You might be interested in reading the tutorial on Managing resources created by Coiled.

Backend options

There are several AWS-specific options that you can specify (listed below) to customize Coiled’s behavior. Additionally, the next section contains an example of how to configure these options in practice.

Name

Description

Default

region

AWS region to create resources in

us-east-1

spot

Whether or not to use spot instances for cluster workers

True

The currently supported AWS regions are:

  • us-east-1

  • us-east-2

  • us-west-1

  • us-west-2

  • ap-southeast-1

  • ca-central-1

  • ap-northeast-1

  • ap-northeast-2

  • ap-south-1

  • ap-southeast-1

  • ap-southeast-2

  • eu-central-1

  • eu-north-1

  • eu-west-1

  • eu-west-2

  • eu-west-3

  • sa-east-1

Note

Coiled will choose the us-east-1 region by default if you don’t wish to use this region, you should provide a different region.

Example

You can specify backend options directly in Python:

import coiled

cluster = coiled.Cluster(backend_options={"region": "us-west-1"})

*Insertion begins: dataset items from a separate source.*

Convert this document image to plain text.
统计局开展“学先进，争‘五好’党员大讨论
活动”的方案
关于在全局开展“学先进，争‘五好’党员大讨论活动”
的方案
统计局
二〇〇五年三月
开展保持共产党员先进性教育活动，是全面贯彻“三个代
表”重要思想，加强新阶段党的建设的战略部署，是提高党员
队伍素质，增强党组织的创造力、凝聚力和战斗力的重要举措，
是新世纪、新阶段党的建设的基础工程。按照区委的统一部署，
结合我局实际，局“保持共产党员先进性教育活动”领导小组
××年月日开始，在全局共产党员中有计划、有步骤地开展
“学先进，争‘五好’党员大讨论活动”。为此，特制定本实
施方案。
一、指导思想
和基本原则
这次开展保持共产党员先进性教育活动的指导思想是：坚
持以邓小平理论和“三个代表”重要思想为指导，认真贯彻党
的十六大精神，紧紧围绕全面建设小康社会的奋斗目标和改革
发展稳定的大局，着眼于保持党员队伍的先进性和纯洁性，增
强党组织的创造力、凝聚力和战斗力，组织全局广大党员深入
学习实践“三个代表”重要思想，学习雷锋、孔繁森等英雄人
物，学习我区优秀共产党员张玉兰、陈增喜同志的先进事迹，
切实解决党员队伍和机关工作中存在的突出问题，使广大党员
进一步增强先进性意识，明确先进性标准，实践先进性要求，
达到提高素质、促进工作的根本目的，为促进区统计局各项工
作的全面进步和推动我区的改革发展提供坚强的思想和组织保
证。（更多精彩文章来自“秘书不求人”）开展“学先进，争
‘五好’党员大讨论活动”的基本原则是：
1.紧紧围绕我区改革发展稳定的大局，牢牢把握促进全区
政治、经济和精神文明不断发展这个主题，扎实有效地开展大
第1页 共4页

Or save them to your Coiled configuration file:

# ~/.config/dask/coiled.yaml

coiled:
  backend-options:
    region: us-west-1

to have them used as the default value for the backend_options= keyword:

import coiled

cluster = coiled.Cluster()

GPU support

This backend allows you to run computations with GPU-enabled machines if your account has access to GPUs. See the GPU best practices documentation for more information on using GPUs with this backend.

Workers currently have access to a single GPU, if you try to create a cluster with more than one GPU, the cluster will not start, and an error will be returned.